C’est là, me semble-t-il, que se situe la plus grande originalité stylistique de ce texte remarquable à plus d’un titre : en ceci qu’il anticipe, en ces mornes années 1890, une autre façon d’écrire cette narration française dont la forme – semble-t-il épuisée –, doit impérativement se renouveler, tant dans sa structure (et ce sera, quelques années plus tard, À la recherche du temps perdu) que dans son registre.

Les origines de cette trouvaille ? Richepin, de ce point de vue, n’est en fait l’héritier que de lui-même, qui dans sa Chanson des gueux inaugure le procédé qu’il va systématiser dans Truandailles, passant avec brio du vers à la prose, en gardant en prose – et ce n’est pas la moindre de ses caractéristiques – la même tonalité que fait entendre son recueil de 1876.
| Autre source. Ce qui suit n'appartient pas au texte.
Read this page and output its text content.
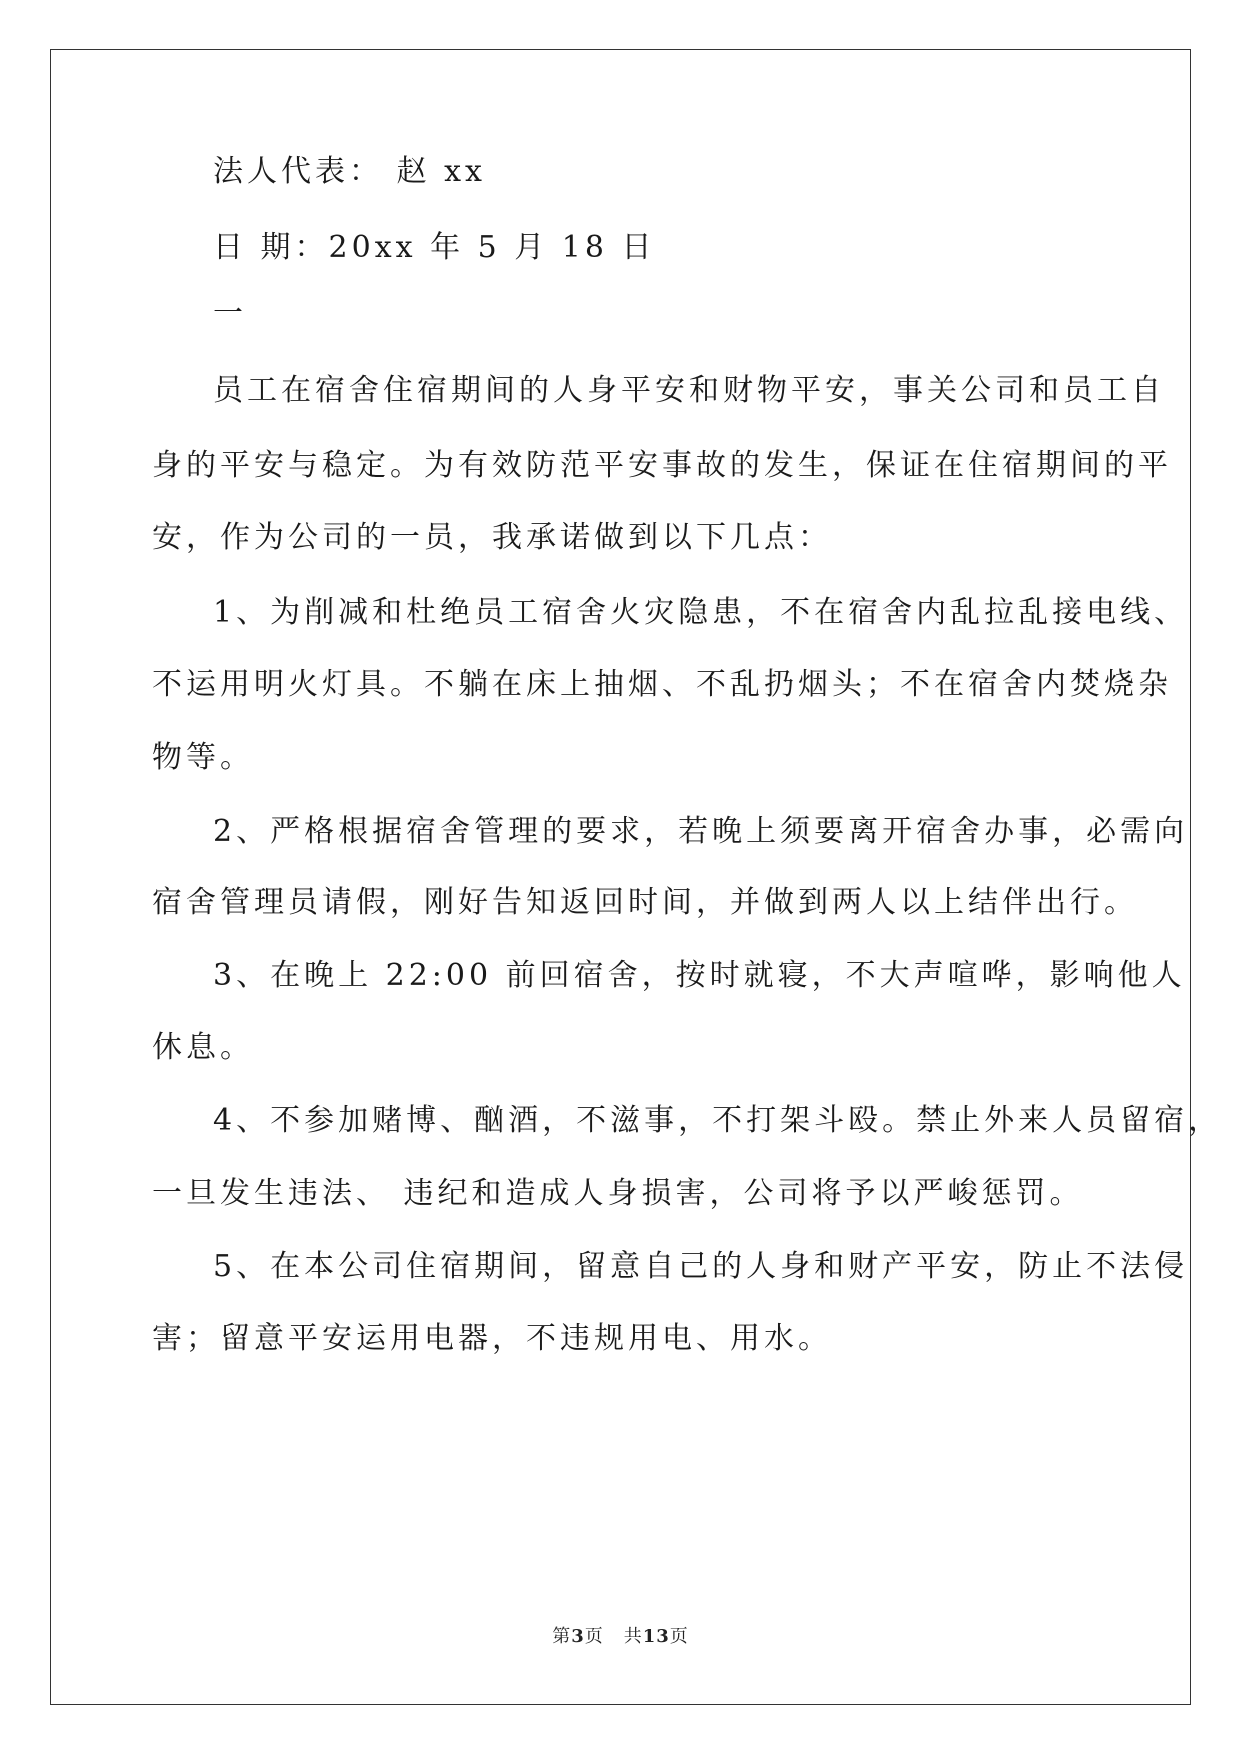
法人代表： 赵 xx
日 期：20xx 年 5 月 18 日
一
员工在宿舍住宿期间的人身平安和财物平安，事关公司和员工自
身的平安与稳定。为有效防范平安事故的发生，保证在住宿期间的平
安，作为公司的一员，我承诺做到以下几点：
1、为削减和杜绝员工宿舍火灾隐患，不在宿舍内乱拉乱接电线、
不运用明火灯具。不躺在床上抽烟、不乱扔烟头；不在宿舍内焚烧杂
物等。
2、严格根据宿舍管理的要求，若晚上须要离开宿舍办事，必需向
宿舍管理员请假，刚好告知返回时间，并做到两人以上结伴出行。
3、在晚上 22:00 前回宿舍，按时就寝，不大声喧哗，影响他人
休息。
4、不参加赌博、酗酒，不滋事，不打架斗殴。禁止外来人员留宿，
一旦发生违法、 违纪和造成人身损害，公司将予以严峻惩罚。
5、在本公司住宿期间，留意自己的人身和财产平安，防止不法侵
害；留意平安运用电器，不违规用电、用水。
第3页 共13页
Qu’on en juge sur pièces :

La Chanson des gueux :

La viscope en arrière et la trombine au vent,
L’œil marlou, il entra chez le zingue, et levant
Sa blouse qui faisait sur son ventre une bosse,
Il en tira le corps d’un chat : « Tiens dit le gosse
Au troquet, tiens, voici de quoi faire un lapin. »
Puis il prit son petit couteau de goussepain,
Dépouilla le greffier, et lui fit sa toilette
Avec le geste d’un boucher de la Villette.
Et l’on riait. Car nul ainsi que ce crapaud
Ne sut déshabiller un matou de sa peau.[2]

Truandailles :

Han ! Aïe donc ! Quelle masse à arracher du sol ! Du cœur ! Ça grouille. Ça s’ébranle. Ça roule. Elle jure. Il halète. Les commères piaillent. Le couple bousculant et bousculé les heurte. On s’empêtre les pieds dans les fagots, les sacs. On tombe sur du charbon qui s’effondre et s’écrase. Il fait noir. Une poussière de ténèbres ! Qui est dessus ? Qui est dessous ? Micmac ! Cris et gnons !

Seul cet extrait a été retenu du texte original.